The second “revelation” in this letter is that the U.S. military is not chomping at the bit.  The reality is that the U.S. military has never been a big fan of intervening in civil wars–its leadership pushed hard against intervention in Bosnia.  People like to think of American soldiers as Rambos looking for some place to do some killing, but they knew before Afghanistan and Iraq – and they know much better now – that getting involved in other people’s civil wars is not only bloody, it is also incredibly hard to be successful.  Even if Assad’s government was taken out, the conflict would not be over.  Whatever arrogance existed in 2003 about the day after “victory” is gone now. State-building is a very hard business that the U.S. military would like to get out of.  I do believe that Dempsey’s opposition here is far more informed and nuanced than Powell’s in the early 1990’s, but that really does not matter too much.  What matters here is that the forces for intervention do not have an ally in the U.S. military.  Sorry, John McCain, but it looks like you will have to intervene on your own.

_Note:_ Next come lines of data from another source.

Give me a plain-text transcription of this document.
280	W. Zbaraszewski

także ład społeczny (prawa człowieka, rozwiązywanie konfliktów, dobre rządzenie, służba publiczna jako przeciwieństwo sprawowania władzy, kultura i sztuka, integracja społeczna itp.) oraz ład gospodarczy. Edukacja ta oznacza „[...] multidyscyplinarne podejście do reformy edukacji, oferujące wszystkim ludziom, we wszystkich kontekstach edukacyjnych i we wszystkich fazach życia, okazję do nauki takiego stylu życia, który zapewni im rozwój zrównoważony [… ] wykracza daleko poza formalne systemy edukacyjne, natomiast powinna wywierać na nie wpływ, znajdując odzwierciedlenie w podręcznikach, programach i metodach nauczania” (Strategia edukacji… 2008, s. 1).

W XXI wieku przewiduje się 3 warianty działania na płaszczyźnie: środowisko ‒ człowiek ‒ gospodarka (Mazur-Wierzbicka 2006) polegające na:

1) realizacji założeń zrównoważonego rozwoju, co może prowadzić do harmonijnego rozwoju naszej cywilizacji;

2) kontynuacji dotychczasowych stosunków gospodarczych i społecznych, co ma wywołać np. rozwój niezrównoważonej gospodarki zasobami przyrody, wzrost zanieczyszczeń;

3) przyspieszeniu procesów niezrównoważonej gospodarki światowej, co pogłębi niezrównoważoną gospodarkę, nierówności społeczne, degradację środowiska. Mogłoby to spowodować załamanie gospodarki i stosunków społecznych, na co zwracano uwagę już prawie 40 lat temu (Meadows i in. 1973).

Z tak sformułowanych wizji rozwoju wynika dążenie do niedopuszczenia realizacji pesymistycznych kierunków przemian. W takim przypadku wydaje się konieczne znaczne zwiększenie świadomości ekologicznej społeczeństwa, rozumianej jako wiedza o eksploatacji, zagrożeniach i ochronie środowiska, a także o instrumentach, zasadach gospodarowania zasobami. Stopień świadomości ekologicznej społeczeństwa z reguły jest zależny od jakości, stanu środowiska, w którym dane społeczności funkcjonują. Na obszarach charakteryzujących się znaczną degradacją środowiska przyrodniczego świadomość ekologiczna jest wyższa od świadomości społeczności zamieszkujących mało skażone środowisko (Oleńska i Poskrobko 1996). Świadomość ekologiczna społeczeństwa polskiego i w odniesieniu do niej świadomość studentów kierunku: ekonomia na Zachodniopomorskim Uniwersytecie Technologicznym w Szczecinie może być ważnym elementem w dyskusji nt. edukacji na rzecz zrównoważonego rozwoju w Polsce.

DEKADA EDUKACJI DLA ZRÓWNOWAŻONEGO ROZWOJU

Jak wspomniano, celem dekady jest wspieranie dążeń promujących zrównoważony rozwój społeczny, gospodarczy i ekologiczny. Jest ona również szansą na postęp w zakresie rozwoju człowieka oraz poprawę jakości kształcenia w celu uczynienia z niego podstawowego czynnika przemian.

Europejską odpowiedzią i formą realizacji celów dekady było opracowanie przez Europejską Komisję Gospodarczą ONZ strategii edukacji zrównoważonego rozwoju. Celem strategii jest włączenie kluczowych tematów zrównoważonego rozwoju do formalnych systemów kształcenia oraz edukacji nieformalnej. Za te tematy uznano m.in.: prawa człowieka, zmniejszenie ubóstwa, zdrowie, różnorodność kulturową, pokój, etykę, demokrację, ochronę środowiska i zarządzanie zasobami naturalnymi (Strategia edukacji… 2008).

The third part of this story is how incredibly healthy American civil-military relations can be at times.  Sure, you have a fairly passionate set of hearings for the re-confirmation of the Chairman of the Joint Chiefs of Staff, but what happens?  The relevant body in the legislature, the Senate, gets to ask some pesky questions and put the Chairman’s feet to the fire. The Chairman provides additional information to the committee to reflect his thinking about the advice he is going to give to the President.  As a result, he has a better understanding of what the senators are thinking, and the senators have a better idea of what the Chairman is thinking.  Better understanding does not necessarily lead to happiness and singing kumbaya, but it fosters better oversight.  The key point here is that the process (aside from the holds that some senators may place on a nomination) works.  The public is now better informed about the reluctance of the administration to intervene in Syria. 

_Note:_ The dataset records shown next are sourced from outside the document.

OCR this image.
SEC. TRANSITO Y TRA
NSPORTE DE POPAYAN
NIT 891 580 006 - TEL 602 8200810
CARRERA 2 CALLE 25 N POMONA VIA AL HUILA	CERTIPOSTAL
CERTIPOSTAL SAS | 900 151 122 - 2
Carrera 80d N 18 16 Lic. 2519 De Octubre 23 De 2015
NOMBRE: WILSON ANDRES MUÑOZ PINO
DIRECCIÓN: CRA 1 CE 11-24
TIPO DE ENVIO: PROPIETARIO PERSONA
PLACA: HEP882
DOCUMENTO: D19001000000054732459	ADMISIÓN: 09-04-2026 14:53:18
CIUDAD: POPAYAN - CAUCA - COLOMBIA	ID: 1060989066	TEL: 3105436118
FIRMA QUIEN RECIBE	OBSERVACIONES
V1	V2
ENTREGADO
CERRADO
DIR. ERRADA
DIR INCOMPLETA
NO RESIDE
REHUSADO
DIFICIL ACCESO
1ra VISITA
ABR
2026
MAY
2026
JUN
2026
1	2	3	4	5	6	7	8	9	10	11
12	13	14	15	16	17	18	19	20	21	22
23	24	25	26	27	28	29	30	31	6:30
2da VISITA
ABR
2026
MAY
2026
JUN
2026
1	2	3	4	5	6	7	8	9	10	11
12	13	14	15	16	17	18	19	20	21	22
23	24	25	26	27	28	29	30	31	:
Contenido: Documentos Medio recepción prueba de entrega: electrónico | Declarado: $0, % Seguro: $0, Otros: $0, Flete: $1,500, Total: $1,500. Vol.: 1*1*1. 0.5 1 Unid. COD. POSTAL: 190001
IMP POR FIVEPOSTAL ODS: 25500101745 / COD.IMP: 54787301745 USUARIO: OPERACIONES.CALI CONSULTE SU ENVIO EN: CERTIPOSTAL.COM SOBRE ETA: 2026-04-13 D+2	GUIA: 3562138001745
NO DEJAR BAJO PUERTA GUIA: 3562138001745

Not all countries have legislative processes that provide greater transparency about what the military’s stance is on key questions of the day, or that equip legislators with the tools they need to conduct oversight. The American process is hardly perfect, but we should take note when U.S. political institutions work as they were designed to do.  It should not be so exceptional either in the current American context or in the comparative context.  Yet it is.